Cyber Monday Activity
That trend is particularly apparent in the soft-goods category. For example, 44% of soft-goods transactions on Cyber Monday started with an email, whereas only 18% started with search.
Similarly, search accounted for only 14% of hard-goods transactions on Cyber Monday, whereas email accounted for 31%.
Social tactics were largely in ineffective in driving direct sales: Less than 2% of orders were a result of shoppers arriving via social network.
Even so, roughly 7% of consumers say they learned about 2010 Cyber Monday deals via Facebook, Twitter, and other social networking sites.
Although hard-goods retailers in this study experienced no change in the number of orders that resulted from links from social sites, soft goods retailers experienced a 45% lift in orders resulting from social links on Cyber Monday (vs. the rest of the holiday season).
Attributing Credit to Display, Affiliates
Display and affiliate marketing influence the purchase funnel.
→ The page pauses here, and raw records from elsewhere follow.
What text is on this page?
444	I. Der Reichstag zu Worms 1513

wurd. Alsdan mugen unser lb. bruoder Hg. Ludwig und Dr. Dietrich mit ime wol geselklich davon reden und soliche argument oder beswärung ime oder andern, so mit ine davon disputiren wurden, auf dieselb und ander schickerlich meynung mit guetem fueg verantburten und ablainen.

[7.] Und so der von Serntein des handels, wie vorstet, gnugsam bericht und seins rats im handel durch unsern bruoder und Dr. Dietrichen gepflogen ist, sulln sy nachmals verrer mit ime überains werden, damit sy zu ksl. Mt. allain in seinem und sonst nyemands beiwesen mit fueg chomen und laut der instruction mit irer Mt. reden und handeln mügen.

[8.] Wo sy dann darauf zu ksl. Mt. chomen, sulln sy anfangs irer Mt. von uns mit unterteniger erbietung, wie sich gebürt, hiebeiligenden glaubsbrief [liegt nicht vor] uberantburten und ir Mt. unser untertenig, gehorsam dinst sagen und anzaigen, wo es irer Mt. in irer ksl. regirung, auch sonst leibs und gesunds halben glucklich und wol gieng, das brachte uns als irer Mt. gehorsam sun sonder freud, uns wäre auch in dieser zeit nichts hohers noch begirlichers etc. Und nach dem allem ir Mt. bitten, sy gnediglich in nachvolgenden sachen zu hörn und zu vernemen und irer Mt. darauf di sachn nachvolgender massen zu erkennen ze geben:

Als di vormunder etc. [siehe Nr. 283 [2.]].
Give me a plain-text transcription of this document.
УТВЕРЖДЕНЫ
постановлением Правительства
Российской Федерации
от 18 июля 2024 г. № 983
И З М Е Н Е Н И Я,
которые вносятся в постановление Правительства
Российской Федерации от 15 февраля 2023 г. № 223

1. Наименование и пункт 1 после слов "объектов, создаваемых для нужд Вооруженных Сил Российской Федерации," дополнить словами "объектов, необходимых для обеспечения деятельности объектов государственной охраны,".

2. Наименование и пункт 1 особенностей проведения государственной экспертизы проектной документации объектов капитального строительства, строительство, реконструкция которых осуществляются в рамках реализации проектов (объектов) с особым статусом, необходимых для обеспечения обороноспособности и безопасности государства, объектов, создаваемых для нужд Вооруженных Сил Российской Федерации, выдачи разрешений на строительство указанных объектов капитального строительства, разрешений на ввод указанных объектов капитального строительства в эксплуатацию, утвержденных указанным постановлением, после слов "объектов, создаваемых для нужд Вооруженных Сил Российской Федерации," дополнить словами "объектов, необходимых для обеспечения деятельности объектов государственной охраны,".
For example, display ads are the first touch-point for roughly 12% of soft-goods buyers on Cyber Monday, but those shoppers then click on other marketing messages, which ultimately receive “credit” for the sale, according to the report.
Most retailers employ “last-click” analysis, so any tactic that is primarily “first click” is likely to be undercounted in its contribution to sales. Similarly, because of the last-click attribution framework, affiliates (3%) may be undervalued in ROI analyses.
Read more about the report on the Forrester and GSI Commerce Tweet Jam.
About the data: Findings are based on a click-stream analysis of 15 online retailers (clients of GSI Commerce) together representing roughly $1 billion in gross merchandise sales in 2010. Data was captured from Nov 12 to Dec 20; Thanksgiving weekend data was captured from 12 am on Nov 25 through 11:59 pm on Nov 28; and Cyber Monday data was captured on Nov 29, 2010.